Most Republicans in both chambers have abdicated their responsibility on impeachment. There is a coherent case to be made, as in the impeachment of Bill Clinton, that the president had made serious errors, but that those errors didn’t merit the drastic sanction of impeachment. Some Republicans, especially in the Senate, have said that Trump acted inappropriately but shouldn’t be removed. Many others, like Senator Lindsey Graham, have instead repeatedly moved the goalposts, then thrown up their hands and just defended the president unconditionally.
Thus the paradox of impeachment politics: Supporting impeachment is anathema for Republicans. Supporting impeachment seems to be hurting vulnerable Democratic politicians, at least marginally. But support for impeachment remains remarkably strong, and also, Trump’s approval remains as stable as ever.
Even though Trump almost certainly won’t be removed, the breadth of support for impeachment, especially when compared with his approval ratings, could have important repercussions in the 2020 election.
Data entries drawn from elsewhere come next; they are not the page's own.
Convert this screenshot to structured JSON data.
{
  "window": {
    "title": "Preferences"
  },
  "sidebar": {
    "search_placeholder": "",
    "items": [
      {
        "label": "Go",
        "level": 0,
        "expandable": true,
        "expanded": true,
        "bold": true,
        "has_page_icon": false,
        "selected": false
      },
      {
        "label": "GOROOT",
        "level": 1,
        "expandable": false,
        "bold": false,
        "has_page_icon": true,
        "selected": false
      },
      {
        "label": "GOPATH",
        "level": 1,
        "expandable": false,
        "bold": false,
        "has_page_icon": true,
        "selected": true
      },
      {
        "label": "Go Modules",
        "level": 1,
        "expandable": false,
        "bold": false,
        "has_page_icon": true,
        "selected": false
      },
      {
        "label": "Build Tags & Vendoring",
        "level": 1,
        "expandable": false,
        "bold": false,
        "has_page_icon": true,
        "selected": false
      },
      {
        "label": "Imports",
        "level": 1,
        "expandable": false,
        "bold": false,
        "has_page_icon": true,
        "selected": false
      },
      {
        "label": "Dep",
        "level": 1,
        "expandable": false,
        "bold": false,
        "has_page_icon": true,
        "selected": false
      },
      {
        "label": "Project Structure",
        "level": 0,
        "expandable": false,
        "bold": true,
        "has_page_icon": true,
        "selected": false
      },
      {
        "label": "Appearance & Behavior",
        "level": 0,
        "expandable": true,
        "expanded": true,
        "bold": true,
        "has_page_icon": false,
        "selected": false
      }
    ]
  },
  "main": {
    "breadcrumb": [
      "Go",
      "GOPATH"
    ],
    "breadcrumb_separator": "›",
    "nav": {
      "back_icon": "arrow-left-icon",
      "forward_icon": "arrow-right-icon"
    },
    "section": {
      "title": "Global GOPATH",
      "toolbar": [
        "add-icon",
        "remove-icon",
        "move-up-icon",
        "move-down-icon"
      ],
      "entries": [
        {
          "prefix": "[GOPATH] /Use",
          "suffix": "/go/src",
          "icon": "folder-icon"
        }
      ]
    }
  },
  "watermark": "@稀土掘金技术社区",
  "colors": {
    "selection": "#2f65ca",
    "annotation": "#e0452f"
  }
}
For roughly the entire Trump presidency, a small majority of Americans has disapproved of Trump, while a substantial minority has approved of his tenure. Yet despite this disapproval, most members of that majority did not support removing the president.
That changed in late September, as the Ukraine scandal metastasized and House Speaker Nancy Pelosi launched an impeachment inquiry. Suddenly, most of the disapprovers backed removal. In other words, the inquiry may not have changed many minds about Trump, but it did change minds about the appropriate remedy for his conduct in office. And while Trump and his allies deserve credit for muddying the waters in the weeks since, and for preventing large numbers of defections among his supporters, there haven’t been any substantial defections from those who support impeachment, either.
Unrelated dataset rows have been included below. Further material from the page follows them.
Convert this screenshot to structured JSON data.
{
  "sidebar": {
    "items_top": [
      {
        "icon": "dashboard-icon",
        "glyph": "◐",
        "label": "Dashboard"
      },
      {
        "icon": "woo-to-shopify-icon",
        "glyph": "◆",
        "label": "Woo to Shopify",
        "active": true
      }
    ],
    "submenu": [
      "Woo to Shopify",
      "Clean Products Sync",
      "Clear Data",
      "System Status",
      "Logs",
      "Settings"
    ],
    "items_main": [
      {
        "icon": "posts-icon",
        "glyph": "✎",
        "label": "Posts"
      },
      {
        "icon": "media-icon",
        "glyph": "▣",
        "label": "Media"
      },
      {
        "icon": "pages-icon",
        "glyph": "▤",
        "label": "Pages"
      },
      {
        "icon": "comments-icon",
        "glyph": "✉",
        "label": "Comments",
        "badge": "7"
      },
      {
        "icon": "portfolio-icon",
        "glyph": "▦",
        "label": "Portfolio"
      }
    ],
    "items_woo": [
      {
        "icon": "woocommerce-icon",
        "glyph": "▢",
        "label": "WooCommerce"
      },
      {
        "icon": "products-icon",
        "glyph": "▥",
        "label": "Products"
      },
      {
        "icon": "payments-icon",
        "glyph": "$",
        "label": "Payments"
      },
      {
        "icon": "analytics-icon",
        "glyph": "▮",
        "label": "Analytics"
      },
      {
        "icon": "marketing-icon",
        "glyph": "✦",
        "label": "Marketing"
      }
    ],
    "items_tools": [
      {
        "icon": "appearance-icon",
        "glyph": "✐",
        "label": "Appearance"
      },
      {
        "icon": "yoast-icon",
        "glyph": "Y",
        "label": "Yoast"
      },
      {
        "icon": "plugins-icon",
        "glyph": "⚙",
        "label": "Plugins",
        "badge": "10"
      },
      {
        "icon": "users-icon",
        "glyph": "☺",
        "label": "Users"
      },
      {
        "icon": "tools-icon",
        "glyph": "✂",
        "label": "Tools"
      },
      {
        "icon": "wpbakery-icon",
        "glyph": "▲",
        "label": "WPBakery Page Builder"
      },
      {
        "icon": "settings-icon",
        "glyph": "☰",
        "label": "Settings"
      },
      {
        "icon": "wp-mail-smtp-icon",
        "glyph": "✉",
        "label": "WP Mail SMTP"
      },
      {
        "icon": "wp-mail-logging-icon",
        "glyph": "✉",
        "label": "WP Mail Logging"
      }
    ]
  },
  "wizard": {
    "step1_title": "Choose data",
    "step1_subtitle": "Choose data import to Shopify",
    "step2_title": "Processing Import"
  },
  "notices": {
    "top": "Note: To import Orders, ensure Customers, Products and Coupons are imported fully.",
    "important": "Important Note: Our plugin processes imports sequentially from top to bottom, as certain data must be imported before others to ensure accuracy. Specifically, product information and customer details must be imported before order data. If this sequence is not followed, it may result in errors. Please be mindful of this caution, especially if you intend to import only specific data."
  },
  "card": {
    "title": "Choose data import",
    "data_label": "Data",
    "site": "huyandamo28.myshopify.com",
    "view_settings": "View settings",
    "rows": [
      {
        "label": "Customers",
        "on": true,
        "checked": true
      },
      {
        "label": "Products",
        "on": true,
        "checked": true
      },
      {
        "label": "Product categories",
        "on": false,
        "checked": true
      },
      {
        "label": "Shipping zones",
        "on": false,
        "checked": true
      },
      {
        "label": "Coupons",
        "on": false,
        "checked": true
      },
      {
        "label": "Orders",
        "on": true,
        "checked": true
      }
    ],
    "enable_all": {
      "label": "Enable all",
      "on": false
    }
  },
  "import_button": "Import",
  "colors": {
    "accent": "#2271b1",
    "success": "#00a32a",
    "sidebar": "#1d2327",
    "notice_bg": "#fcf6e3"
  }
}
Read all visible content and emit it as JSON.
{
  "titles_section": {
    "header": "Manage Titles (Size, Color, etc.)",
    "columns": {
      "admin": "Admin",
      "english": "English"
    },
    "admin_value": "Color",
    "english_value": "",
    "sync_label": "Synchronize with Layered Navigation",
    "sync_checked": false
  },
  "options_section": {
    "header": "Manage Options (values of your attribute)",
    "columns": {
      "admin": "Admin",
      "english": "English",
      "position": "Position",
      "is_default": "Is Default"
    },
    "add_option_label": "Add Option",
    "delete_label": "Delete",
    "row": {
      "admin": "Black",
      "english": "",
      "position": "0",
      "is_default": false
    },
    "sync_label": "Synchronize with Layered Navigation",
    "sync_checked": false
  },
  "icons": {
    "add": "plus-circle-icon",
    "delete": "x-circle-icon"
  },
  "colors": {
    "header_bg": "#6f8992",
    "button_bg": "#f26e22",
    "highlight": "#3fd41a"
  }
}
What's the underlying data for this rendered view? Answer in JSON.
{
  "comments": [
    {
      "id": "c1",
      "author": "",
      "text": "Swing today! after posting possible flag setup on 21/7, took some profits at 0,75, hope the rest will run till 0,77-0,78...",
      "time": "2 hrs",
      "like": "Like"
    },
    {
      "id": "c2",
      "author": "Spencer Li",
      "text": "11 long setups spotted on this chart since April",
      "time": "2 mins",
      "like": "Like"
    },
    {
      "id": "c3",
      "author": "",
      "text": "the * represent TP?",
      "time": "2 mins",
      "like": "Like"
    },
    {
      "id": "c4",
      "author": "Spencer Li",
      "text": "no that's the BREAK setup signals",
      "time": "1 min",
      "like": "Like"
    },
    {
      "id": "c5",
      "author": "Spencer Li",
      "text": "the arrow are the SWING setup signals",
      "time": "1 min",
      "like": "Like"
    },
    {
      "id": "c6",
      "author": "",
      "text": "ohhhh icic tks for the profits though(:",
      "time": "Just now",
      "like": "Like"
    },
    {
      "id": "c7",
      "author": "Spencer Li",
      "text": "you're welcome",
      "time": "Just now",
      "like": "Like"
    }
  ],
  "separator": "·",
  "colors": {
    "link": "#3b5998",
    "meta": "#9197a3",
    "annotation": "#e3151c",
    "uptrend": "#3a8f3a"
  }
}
This dynamic may help to explain news over the weekend that Representative Jeff Van Drew, a Democrat from New Jersey, will switch parties. Van Drew will make for an odd Republican: He has endorsed Senator Cory Booker for president, voted with Pelosi on most issues, and has been a Democratic elected official for decades. But he has been an outspoken opponent of impeachment. This placed him in a tough spot, politically: Running as a moderate helped him flip a Republican district in the 2018 election, but given the strength of pro-impeachment feelings among Democrats, his stance would have made it hard for him to survive a Democratic-primary challenge.
The intensity of anti-Trump feeling could remain influential long after the Senate trial ends, because once a voter decides that she not only dislikes the president but feels he ought to be removed from office, it’s tougher to imagine that future events, from a booming economy to a trade deal, will persuade her to change her mind and support him.
This may be why, despite Trump’s repeated insistence that impeachment is good for him, he is not mad, and actually he finds this funny, he is apoplectic about the process. The president has a keen intuitive grasp of politics and understands the challenge facing him. While it may be true, as his campaign says, that impeachment has motivated his base to support him more strongly, it has also motivated his opposition—and that opposition remains significantly larger.
Trump’s most likely path to reelection has always been to repeat his 2016 feat of losing the popular vote but winning the Electoral College. That path remains open, but the past two months has made the chance that Trump could win a plurality or majority of the popular vote even smaller.
The matter is fairly simple: Impeachment is popular. The president is not.